Definitive agreement to sell SDC business
Entered into a definitive agreement to sell SDC to Atlas Copco Group for approximately $16.9 million in cash (subject to adjustments). Management expects net cash proceeds after transaction expenses and taxes to be approximately $15 million with $900,000 held in escrow; transaction expected to close in Q2 2026. Saugerties facility will be leased to Atlas Copco for an initial 2-year term.
Planned cost reductions and transformation initiatives
Launched a transformation strategy including transitioning to outsourced fabrication for certain components, revising sales approach to leverage distributors/external reps, and completing a workforce reduction in the CVD Equipment division expected to reduce annual operating costs by approximately $1.8 million in 2026.
Full-year gross profit and margin improvement
Consolidated gross profit for fiscal 2025 was $7.3 million (28.3% gross margin) compared with $6.1 million (22.5% gross margin) in fiscal 2024 — an increase in gross margin of 5.8 percentage points, driven primarily by improved CVD Equipment margins and absence of a prior-year $1.6 million inventory write-down.
Reduction in full-year operating and net loss
Operating loss improved to $1.9 million in fiscal 2025 from $2.4 million in fiscal 2024. Net loss improved to $1.6 million ($0.23 per diluted share) in fiscal 2025 from $1.9 million ($0.28 per diluted share) in fiscal 2024.

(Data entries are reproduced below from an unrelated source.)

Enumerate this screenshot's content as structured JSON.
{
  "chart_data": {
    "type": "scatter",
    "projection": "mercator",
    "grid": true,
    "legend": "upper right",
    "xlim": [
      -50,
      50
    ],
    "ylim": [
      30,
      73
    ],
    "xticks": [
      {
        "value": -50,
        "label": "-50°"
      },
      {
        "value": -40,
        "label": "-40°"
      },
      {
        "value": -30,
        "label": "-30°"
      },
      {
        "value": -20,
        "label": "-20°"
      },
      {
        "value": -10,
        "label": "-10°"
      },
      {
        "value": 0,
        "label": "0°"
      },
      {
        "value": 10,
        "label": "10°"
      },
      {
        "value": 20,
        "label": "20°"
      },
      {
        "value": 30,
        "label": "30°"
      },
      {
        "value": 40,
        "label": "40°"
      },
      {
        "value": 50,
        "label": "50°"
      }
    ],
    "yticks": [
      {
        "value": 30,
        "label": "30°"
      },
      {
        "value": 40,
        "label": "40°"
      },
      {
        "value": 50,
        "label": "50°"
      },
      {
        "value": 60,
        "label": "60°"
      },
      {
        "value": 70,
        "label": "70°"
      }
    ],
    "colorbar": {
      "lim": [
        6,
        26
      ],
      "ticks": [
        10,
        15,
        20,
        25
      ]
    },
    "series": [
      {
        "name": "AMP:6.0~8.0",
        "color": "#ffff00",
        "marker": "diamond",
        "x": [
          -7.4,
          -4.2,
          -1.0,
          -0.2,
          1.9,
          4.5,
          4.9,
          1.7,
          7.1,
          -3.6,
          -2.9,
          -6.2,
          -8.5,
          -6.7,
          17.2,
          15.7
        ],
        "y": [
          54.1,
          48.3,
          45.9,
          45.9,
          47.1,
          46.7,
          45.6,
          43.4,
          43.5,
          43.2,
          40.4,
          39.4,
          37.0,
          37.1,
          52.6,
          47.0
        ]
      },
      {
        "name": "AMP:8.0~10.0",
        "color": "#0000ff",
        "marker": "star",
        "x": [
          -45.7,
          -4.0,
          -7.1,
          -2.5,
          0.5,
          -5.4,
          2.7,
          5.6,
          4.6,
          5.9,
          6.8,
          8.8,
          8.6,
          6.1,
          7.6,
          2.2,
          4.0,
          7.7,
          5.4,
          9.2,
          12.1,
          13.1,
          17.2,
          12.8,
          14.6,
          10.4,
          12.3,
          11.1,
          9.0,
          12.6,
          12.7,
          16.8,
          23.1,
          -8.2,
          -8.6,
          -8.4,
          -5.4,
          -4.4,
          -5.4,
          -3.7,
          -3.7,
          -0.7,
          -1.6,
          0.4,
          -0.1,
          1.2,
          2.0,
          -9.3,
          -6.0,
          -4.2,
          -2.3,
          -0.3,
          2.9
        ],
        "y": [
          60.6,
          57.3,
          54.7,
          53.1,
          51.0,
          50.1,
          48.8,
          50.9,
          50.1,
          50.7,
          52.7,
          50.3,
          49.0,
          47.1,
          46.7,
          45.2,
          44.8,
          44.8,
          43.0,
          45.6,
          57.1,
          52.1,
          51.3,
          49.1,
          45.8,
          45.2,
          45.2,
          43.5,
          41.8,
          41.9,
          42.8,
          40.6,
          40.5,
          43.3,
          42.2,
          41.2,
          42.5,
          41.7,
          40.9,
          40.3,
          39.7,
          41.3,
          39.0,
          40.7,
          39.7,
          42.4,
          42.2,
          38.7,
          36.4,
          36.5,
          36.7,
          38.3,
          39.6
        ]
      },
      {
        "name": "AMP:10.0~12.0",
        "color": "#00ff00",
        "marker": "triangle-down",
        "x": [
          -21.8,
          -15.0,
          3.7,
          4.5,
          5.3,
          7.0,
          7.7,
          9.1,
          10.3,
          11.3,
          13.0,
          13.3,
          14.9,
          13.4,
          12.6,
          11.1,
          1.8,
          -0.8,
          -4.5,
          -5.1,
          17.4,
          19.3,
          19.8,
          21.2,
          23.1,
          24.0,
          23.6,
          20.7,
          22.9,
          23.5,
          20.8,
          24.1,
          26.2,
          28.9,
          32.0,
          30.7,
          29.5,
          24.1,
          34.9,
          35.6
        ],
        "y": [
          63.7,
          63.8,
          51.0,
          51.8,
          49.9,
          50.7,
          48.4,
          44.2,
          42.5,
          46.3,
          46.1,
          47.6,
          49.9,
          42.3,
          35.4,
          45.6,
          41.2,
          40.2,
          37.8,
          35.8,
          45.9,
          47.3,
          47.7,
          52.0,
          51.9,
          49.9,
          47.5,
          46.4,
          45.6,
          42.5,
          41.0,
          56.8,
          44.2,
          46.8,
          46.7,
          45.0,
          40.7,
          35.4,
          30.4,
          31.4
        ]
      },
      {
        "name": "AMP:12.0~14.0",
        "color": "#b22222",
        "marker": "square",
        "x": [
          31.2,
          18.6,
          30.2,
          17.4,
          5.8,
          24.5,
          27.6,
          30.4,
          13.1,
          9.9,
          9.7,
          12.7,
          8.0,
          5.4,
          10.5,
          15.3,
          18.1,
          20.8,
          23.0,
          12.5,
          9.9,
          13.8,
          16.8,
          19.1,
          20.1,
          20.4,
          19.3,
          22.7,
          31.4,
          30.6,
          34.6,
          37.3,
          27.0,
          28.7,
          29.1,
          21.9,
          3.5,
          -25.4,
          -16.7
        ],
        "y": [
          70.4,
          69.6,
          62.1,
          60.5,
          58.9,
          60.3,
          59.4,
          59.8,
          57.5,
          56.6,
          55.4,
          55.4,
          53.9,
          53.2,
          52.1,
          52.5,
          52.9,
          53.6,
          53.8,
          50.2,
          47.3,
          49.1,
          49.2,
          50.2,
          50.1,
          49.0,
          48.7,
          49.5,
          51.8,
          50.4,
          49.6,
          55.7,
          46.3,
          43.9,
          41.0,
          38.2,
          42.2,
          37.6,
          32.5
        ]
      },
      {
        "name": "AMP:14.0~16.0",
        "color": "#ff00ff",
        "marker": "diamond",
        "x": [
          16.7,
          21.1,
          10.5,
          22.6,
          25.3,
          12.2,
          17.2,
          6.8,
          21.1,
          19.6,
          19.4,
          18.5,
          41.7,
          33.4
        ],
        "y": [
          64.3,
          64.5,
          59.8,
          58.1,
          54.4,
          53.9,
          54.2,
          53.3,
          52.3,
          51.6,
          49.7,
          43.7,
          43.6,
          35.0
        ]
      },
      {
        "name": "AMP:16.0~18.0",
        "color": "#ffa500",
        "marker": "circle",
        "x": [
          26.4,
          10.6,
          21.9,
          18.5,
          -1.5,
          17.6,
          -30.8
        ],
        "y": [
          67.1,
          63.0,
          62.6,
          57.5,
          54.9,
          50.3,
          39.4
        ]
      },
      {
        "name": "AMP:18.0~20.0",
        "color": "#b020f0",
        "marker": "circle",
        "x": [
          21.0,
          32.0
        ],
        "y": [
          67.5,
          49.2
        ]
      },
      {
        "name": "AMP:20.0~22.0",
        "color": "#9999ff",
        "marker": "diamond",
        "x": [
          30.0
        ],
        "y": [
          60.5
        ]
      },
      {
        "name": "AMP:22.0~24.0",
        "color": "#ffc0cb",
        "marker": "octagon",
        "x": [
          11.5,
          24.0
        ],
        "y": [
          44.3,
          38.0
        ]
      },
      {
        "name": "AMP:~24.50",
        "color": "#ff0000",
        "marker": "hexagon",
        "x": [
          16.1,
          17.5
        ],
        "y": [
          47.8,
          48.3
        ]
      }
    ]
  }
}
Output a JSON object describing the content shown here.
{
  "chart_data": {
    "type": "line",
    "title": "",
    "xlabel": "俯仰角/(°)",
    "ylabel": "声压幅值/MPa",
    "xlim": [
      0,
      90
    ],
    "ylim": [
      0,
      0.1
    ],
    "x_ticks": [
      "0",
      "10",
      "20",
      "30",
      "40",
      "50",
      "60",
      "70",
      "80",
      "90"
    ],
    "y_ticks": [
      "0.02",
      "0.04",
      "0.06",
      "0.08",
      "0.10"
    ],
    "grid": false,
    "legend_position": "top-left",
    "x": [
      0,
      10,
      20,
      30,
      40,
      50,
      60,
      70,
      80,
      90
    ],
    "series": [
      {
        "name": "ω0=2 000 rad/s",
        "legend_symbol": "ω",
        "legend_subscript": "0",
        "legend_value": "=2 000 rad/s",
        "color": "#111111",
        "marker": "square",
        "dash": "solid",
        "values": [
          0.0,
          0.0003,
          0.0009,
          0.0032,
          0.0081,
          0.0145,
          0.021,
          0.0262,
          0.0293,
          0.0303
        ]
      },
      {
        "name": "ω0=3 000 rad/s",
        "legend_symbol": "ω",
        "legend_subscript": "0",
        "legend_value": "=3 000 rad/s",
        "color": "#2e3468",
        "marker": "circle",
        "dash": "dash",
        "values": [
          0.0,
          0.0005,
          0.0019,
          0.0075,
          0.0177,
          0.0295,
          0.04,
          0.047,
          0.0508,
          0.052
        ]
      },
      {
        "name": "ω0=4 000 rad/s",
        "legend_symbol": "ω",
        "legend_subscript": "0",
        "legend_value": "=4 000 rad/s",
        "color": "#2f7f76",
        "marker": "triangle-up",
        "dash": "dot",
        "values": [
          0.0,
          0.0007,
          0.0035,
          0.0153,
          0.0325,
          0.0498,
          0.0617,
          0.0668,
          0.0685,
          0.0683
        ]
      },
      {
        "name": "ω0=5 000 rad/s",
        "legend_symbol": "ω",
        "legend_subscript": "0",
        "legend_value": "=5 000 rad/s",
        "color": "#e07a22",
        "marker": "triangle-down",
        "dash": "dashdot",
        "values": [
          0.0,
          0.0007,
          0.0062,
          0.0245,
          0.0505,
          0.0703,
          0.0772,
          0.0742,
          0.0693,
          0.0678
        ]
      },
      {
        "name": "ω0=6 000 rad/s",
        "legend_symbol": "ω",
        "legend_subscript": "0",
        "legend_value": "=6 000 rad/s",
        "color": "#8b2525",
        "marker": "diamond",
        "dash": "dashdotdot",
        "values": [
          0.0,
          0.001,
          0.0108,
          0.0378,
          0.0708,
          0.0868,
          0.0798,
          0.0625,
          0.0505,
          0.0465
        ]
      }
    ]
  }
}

Quarterly order activity and customer wins
Fourth-quarter orders totaled $3.5 million, driven primarily by demand in the SDC segment for gas delivery equipment and two orders from Stony Brook University for two PVT150 units, showing pockets of ongoing demand in target markets.
SDC segment sequential and year-over-year quarter improvement
SDC revenue in Q4 2025 was $2.2 million, up from $1.7 million in Q3 2025 and $1.9 million in Q4 2024, indicating sequential and year-over-year quarterly growth within the SDC segment prior to the announced sale.
Liquidity planning and 12-month runway confidence
Management reported cash and cash equivalents of $8.7 million at year-end and believes current cash plus projected cash flows (and expected proceeds from the SDC sale) will be sufficient to support working capital and capital expenditure requirements for at least the next 12 months. Proceeds are intended to be initially invested in U.S. Treasury securities.